If your query includes query parameters, and a query parameter is bound to some values much more often than others, then bind the query parameter with one of those values in your tests. For example, if the query includes a predicate such as WHERE country = @countryId, and almost all of your queries bind @countryId to the value US, then bind @countryId to US for your performance tests. This approach helps you optimize for the queries you run most frequently.

To test the updated query in the Google Cloud console, follow these steps:

Go to the Spanner Instances page in the Google Cloud console.

Go to the Instances page
Click the name of the instance you want to query.
In the left pane, click the database you want to query, then click Spanner Studio.
Enter the query to test, including the FORCE_INDEX directive, and click Run query.

The Google Cloud console opens the Results table tab, then shows the query results, including how long it took for the Spanner service to process the query.

This metric does not include other sources of latency, such as the time it took for the Google Cloud console to interpret and display the query results.

Get the detailed profile of a query in JSON format using the REST API

By default, only statement results are returned when you execute a query.

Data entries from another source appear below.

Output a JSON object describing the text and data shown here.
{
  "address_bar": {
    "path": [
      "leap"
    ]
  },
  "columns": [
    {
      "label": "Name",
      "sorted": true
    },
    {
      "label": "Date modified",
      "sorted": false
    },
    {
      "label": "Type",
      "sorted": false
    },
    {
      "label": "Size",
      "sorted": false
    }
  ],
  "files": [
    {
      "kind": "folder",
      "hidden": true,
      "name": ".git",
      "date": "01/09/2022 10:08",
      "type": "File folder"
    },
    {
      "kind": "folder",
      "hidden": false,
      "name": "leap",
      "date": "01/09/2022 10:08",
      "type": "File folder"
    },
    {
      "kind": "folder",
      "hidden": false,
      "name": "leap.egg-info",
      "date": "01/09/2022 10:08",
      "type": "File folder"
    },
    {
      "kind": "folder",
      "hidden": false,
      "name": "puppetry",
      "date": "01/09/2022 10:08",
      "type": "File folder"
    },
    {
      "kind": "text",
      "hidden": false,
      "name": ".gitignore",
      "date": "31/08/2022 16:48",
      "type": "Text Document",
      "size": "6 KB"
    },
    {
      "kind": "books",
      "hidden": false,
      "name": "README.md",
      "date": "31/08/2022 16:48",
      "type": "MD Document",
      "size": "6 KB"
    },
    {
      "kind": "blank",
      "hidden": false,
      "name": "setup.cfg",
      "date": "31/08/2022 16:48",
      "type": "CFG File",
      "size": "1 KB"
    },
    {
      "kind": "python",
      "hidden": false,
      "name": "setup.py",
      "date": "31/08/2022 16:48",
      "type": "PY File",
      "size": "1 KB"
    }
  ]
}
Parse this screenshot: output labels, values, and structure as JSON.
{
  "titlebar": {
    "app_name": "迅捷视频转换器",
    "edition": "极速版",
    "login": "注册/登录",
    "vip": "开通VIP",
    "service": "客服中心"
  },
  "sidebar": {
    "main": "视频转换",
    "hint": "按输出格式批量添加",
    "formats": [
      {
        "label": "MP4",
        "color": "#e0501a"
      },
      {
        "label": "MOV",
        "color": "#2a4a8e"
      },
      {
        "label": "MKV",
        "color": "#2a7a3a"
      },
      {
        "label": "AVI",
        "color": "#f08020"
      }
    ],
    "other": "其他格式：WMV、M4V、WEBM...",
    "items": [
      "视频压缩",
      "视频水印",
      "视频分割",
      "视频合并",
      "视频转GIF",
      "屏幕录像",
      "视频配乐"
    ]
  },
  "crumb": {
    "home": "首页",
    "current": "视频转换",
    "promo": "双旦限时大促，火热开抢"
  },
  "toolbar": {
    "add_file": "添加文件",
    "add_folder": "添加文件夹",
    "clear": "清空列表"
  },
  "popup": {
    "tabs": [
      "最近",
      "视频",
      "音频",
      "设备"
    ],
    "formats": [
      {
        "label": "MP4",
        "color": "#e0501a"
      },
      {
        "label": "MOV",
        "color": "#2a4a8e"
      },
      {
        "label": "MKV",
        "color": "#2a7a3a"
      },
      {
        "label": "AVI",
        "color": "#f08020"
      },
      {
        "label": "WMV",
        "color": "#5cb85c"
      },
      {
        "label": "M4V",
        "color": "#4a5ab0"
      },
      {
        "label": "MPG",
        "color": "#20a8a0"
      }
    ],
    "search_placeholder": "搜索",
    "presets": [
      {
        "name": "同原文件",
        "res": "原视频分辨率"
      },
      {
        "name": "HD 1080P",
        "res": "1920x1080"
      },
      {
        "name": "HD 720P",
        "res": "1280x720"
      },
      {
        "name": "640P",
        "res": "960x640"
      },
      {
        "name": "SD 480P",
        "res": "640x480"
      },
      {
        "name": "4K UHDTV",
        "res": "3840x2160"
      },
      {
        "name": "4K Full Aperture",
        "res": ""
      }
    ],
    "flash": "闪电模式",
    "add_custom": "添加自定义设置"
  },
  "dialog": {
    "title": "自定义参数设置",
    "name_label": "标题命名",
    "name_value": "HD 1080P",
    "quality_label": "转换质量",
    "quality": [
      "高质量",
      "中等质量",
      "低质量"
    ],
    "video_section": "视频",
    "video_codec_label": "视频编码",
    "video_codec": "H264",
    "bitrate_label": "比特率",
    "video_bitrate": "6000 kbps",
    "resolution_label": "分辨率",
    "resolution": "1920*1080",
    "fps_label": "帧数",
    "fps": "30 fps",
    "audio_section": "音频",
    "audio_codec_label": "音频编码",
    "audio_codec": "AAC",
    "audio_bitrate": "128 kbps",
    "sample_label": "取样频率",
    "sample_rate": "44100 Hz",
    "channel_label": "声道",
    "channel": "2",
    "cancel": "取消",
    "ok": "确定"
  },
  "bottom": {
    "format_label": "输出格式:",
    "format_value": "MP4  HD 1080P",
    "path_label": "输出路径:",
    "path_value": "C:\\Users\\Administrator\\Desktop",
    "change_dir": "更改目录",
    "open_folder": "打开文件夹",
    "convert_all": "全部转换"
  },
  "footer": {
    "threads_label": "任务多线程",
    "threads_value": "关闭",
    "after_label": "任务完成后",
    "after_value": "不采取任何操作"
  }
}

This is because QueryMode is set to NORMAL. To include detailed execution statistics with the query results, set QueryMode to PROFILE.

Create a session

Before you update your query mode, create a session, which represents a communication channel with the Spanner database service.

Click projects.instances.databases.sessions.create.

Provide the project, instance, and database ID in the following form:

projects/[\PROJECT_ID\]/instances/[\INSTANCE_ID\]/databases/[\DATABASE_ID\]

Click Execute. The response shows the session that you created in this form:
```
projects/[\PROJECT_ID\]/instances/[\INSTANCE_ID\]/databases/[\DATABASE_ID\]/sessions/[\SESSION\]
```
You will use it to perform the query profile in the next step. The created session will be alive for at most one hour between consecutive uses before it is deleted by the database.

Profile the query

Enable PROFILE mode for the query.

Click projects.instances.databases.sessions.executeSql.

For session, enter the session ID you created in the previous step:

projects/[PROJECT_ID]/instances/[INSTANCE_ID]/databases/[DATABASE_ID]/sessions/[SESSION]

For Request body, use the following:

{
  "sql": "[YOUR_SQL_QUERY]",
  "queryMode": "PROFILE"
}

Click Execute. The returned response will include the query results, query plan, and the execution statistics for the query.